Background and aims of the study: The biocompatibility of a silver-coated polyethylene terephthlate (PET, polyester) fabric for the inhibition of prosthetic valve endocarditis (PVE) associated with mechanical heart valves (MHVs) was assessed. The infrequency of PVE is outweighed by mortality rates commonly exceeding 50%. These high mortality rates have been attributed to the poor effect of antibiotic therapy on colonized valves and infected myocardial tissue. Silver has been used as an antimicrobial for centuries due to its general effectiveness and relative lack of toxicity.
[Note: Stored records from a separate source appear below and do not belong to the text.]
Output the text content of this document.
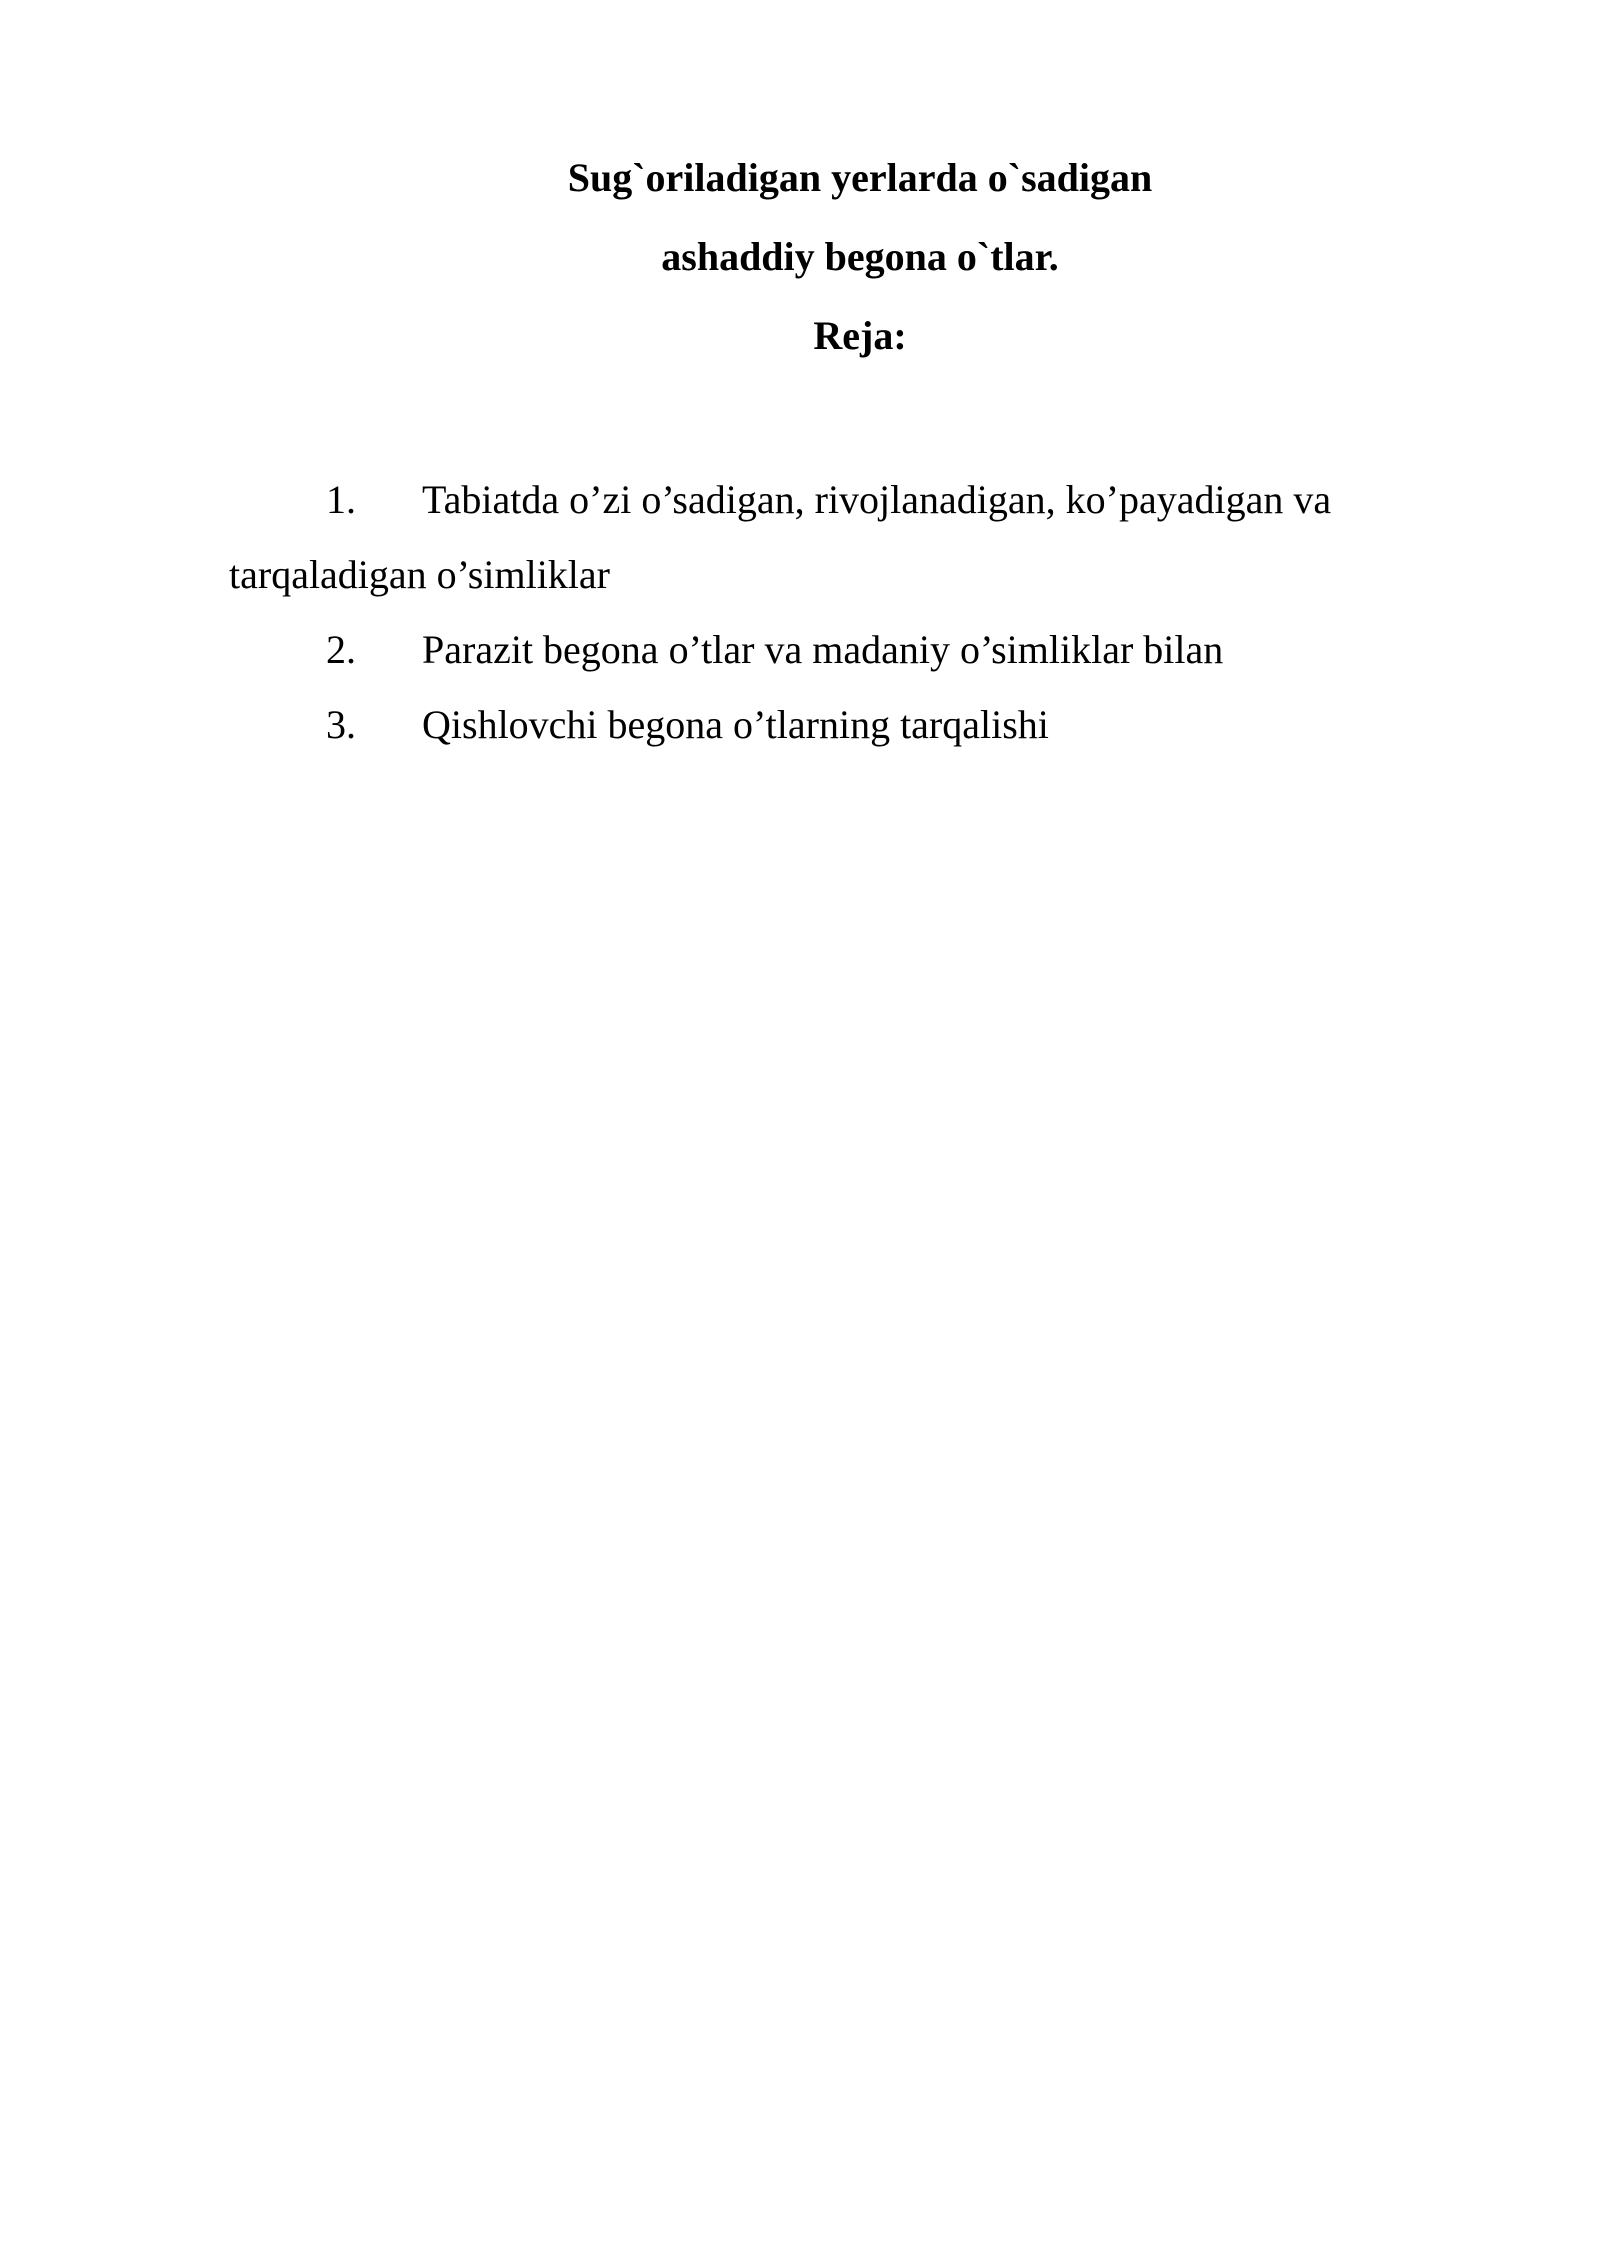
Sug`oriladigan yerlarda o`sadigan
ashaddiy begona o`tlar.
Reja:
1. Tabiatda o’zi o’sadigan, rivojlanadigan, ko’payadigan va tarqaladigan o’simliklar
2. Parazit begona o’tlar va madaniy o’simliklar bilan
3. Qishlovchi begona o’tlarning tarqalishi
Our previous work has shown PET polyester fabric coated with metallic silver by an ion beam-assisted deposition (IBAD) process to: (i) be effective in vitro in the inhibition of microbial attachment and colonization; (ii) be tightly adherent and low leaching; and (iii) promote tissue ingrowth and the organization of tissue pannus in a short-duration (five weeks) sheep mitral mechanical heart valve model.
Methods: This paper addresses additional biocompatibility assessment consisting of a cell compatibility assay in which serum extracts of silver-coated fabric were exposed to fibroblasts for 48 hours, after which cell viability and function were measured. The amount of silver in the extract was measured using elemental analysis techniques.
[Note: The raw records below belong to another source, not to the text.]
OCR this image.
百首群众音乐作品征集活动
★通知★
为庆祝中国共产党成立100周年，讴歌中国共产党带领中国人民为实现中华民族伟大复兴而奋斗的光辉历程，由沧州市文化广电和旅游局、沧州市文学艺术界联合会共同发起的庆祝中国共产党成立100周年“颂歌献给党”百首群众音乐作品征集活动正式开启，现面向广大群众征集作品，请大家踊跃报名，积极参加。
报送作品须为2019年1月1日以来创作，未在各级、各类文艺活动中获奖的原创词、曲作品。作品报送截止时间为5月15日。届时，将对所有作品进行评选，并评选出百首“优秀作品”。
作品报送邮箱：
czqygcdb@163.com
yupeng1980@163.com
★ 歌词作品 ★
Results: No signs of toxicity were seen in the cells until the extract concentration reached 1200 p.p.m. Ten-week duration mechanical valve replacement studies in sheep with uncoated or coated polyester sewing cuffs showed comparable tissue ingrowth and mature pannus with a suggestion of a thinner pannus on the silver-coated fabric. Additional antimicrobial testing confirmed the effectiveness of this coating in inhibiting colonization of polyester fabric.
Conclusions: These current results, together with the earlier data, suggest that IBAD silver coating on polyester facilitates healing and may provide protection against PVE.